Healthcare generally is difficult to access because of issues such as racism, classism and sexism. For people who use drugs this is exacerbated by fear of discrimination by service providers. When someone discloses they use drugs, more often than not, service providers (especially in the healthcare field) blame their mental health issues on their substance use. Substance use is one of the only health concerns for which people can get their children taken away if they disclose to healthcare providers.

In terms of pregnancy care, people are afraid to disclose houselessness or substance use because they fear that they will not get accurate information and fair treatment from service providers. Determinants of health like racism and history of incarceration make accessing prenatal care difficult. Also, the current climate of increasing inflation exacerbates houselessness as prices for necessities like rent, food and bus fare increase.

In your work, how do you help to support syphilis prevention, testing and treatment among women?

To support syphilis prevention, testing and treatment, we connect clients to doctors and nurse practitioners as early as possible in the prenatal process. We also have an STI outreach team comprised of a registered nurse and an outreach worker with lived experience. Our outreach workers on the H.E.R. team are all Indigenous women with lived experience of substance use. They are familiar with the community members we serve, so we are able to create relationships of trust with community members to help them access reliable and safe STI treatment and testing that they can trust. We also provide STI testing requisitions and treatment here at our office. Women who test positive for syphilis when they are more than 20 weeks pregnant are too far along to receive treatment at our clinic. For these cases, we have an existing working relationship with the Royal Alexandra Hospital, which is located in the inner city. Clients receive syphilis treatment at the hospital’s case room, which is dedicated to providing care for people experiencing pregnancy complications. In terms of services to prevent STIs and unwanted pregnancy, we offer condoms, education and access to birth control as well as the Plan B pill.

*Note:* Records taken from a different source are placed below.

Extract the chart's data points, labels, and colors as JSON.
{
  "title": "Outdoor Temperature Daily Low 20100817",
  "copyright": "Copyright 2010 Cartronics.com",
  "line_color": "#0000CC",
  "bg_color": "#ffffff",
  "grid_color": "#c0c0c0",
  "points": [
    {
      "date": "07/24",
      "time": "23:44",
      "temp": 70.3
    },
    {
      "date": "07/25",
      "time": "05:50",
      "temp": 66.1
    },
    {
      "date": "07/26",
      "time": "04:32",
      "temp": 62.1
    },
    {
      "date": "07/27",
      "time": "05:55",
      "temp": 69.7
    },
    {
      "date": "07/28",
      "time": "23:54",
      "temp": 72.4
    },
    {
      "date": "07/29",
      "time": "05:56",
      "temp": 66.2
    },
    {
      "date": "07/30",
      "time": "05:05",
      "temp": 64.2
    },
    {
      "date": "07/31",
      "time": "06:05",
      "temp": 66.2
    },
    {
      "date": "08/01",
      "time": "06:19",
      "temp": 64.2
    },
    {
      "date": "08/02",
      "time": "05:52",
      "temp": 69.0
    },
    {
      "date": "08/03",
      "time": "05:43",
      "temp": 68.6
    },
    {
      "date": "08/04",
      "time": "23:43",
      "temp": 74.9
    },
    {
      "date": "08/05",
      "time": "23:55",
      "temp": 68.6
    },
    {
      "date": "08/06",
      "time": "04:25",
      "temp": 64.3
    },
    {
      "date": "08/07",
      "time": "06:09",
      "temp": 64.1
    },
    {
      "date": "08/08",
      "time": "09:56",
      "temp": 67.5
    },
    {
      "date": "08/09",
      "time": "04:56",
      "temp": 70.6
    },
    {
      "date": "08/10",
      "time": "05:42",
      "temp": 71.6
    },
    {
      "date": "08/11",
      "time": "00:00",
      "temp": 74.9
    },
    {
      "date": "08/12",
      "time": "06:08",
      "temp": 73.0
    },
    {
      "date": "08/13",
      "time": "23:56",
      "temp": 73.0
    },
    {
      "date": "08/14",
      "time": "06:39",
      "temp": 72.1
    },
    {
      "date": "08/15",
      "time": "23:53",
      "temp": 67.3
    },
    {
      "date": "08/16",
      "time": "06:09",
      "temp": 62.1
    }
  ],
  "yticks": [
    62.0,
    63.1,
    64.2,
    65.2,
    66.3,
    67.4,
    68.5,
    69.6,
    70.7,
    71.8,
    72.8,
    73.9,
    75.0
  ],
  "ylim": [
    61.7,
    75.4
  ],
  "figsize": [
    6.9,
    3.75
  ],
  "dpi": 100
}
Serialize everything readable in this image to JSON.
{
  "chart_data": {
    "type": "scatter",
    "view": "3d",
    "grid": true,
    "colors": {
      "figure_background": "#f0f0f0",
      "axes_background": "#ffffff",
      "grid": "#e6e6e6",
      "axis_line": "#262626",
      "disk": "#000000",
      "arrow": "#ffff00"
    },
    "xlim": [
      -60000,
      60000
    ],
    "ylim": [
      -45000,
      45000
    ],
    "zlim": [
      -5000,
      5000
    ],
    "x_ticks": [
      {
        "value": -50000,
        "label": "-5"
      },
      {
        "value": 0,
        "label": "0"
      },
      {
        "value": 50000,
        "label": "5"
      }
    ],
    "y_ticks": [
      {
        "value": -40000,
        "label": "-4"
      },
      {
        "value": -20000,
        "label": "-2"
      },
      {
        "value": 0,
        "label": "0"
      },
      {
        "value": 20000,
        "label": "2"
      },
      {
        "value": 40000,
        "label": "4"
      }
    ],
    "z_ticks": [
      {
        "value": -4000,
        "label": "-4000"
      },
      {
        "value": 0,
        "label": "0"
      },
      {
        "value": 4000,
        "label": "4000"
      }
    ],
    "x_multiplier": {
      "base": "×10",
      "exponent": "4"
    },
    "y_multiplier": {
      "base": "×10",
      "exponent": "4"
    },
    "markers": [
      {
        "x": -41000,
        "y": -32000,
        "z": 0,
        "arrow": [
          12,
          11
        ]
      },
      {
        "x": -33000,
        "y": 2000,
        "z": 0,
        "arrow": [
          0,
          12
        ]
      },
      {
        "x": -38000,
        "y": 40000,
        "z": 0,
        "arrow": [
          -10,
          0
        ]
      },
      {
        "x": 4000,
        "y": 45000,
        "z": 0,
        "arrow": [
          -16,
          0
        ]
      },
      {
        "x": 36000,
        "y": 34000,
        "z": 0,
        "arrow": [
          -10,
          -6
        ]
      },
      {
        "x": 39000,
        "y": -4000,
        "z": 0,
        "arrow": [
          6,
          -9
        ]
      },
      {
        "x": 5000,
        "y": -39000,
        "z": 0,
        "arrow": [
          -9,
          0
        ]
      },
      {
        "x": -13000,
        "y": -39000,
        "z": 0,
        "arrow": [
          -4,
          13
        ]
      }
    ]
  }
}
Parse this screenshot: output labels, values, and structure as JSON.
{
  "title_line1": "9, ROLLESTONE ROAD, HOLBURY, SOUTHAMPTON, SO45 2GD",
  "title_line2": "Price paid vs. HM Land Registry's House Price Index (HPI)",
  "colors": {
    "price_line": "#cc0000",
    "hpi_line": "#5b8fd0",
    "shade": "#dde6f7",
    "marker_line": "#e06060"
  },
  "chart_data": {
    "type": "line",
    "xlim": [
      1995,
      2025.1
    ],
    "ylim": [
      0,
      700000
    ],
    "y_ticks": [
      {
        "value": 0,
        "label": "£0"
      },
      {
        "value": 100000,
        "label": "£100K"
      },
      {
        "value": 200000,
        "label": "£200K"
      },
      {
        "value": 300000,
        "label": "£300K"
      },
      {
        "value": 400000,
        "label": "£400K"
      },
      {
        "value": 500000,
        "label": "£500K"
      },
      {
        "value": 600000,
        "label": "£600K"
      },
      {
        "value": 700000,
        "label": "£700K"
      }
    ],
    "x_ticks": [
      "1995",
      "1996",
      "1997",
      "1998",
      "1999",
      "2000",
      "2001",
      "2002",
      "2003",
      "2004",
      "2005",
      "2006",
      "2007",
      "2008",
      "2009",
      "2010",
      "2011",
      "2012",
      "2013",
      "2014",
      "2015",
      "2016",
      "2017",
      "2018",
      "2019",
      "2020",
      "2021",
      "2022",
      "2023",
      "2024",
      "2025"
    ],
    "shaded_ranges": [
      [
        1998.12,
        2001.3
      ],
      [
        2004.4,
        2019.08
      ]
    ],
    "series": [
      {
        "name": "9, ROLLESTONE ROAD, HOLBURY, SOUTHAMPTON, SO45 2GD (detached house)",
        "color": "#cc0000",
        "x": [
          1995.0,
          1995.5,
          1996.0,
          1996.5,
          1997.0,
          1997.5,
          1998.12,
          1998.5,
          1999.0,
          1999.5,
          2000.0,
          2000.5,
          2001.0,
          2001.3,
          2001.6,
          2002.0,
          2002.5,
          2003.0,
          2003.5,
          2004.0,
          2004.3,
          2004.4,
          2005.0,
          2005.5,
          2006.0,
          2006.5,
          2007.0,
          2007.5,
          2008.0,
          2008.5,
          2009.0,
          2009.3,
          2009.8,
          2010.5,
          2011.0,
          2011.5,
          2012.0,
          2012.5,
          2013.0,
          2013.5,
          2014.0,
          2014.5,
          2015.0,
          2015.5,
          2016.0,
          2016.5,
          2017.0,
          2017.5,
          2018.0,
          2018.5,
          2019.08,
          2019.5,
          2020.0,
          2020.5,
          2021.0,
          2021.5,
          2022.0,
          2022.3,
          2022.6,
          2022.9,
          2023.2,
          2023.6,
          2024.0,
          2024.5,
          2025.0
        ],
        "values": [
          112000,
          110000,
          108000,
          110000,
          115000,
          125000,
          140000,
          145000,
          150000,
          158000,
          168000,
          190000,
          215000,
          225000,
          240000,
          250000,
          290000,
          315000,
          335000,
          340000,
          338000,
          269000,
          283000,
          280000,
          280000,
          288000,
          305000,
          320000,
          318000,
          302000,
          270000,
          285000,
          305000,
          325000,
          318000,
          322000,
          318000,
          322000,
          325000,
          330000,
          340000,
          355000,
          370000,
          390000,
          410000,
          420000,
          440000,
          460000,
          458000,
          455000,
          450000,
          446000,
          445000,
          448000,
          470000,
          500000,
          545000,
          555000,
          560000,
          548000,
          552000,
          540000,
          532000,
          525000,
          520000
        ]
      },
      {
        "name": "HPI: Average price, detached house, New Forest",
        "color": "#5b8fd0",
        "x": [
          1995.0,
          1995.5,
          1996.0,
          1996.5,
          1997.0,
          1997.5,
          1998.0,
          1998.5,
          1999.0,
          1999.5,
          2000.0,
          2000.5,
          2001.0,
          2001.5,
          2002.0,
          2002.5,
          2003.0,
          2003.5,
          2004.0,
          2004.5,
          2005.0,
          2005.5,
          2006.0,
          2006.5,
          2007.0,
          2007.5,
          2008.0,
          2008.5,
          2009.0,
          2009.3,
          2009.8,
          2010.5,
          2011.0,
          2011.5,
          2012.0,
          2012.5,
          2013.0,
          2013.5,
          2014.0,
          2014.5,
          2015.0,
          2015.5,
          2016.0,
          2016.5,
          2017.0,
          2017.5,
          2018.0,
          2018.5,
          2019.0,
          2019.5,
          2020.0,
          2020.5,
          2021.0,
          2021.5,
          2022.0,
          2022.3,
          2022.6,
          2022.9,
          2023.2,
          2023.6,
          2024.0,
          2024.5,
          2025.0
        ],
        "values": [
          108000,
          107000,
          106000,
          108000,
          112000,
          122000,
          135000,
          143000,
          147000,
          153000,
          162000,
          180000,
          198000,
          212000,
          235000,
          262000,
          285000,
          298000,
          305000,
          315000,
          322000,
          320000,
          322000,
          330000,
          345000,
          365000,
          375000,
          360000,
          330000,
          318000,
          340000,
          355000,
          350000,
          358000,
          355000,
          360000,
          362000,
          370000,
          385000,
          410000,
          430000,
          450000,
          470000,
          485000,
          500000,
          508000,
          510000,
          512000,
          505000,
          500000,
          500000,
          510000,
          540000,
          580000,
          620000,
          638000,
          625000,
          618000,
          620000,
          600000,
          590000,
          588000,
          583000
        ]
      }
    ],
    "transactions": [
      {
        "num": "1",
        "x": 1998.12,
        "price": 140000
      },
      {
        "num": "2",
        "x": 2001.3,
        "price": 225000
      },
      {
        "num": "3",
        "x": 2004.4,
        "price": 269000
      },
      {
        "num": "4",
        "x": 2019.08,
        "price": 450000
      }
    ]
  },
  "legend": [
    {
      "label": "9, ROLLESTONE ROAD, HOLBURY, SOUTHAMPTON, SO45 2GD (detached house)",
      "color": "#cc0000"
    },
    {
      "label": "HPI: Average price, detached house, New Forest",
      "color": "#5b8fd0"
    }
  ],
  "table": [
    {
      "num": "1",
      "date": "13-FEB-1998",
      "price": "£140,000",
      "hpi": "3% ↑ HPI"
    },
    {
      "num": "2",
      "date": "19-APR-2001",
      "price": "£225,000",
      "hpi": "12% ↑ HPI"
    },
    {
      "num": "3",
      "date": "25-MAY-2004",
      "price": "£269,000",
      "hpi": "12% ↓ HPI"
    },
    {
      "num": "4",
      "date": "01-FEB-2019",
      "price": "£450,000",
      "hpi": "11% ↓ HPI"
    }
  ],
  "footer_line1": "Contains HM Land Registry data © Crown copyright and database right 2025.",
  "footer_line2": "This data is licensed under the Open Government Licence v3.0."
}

What approaches have been effective at helping to engage women in prenatal care? What advice do you have for other service providers who work with pregnant women who face barriers to accessing prenatal care?

It is very helpful to have staff who are outreach workers with lived experience engaging clients. When we need to make referrals outside of our clinic, having nurse practitioners and doctors at offices we trust makes it easier to bridge service provision. We meet clients where they are at. Sometimes clients are really focused on basic needs like eating or how to get to their appointments, so we like to make those things easier by offering snacks and/or rides to appointments. Dealing with the immediate needs of clients (as defined by them) instead of dealing with all the things you want to deal with is a way to build trust so that clients will come back. For example, if a client comes in just needing some food, you can provide what she needs and she will most likely come back as she felt heard and supported. Having access to nurses who dress in plain clothes, who are approachable and who do not use jargon and are able to explain things in plain language has also helped us.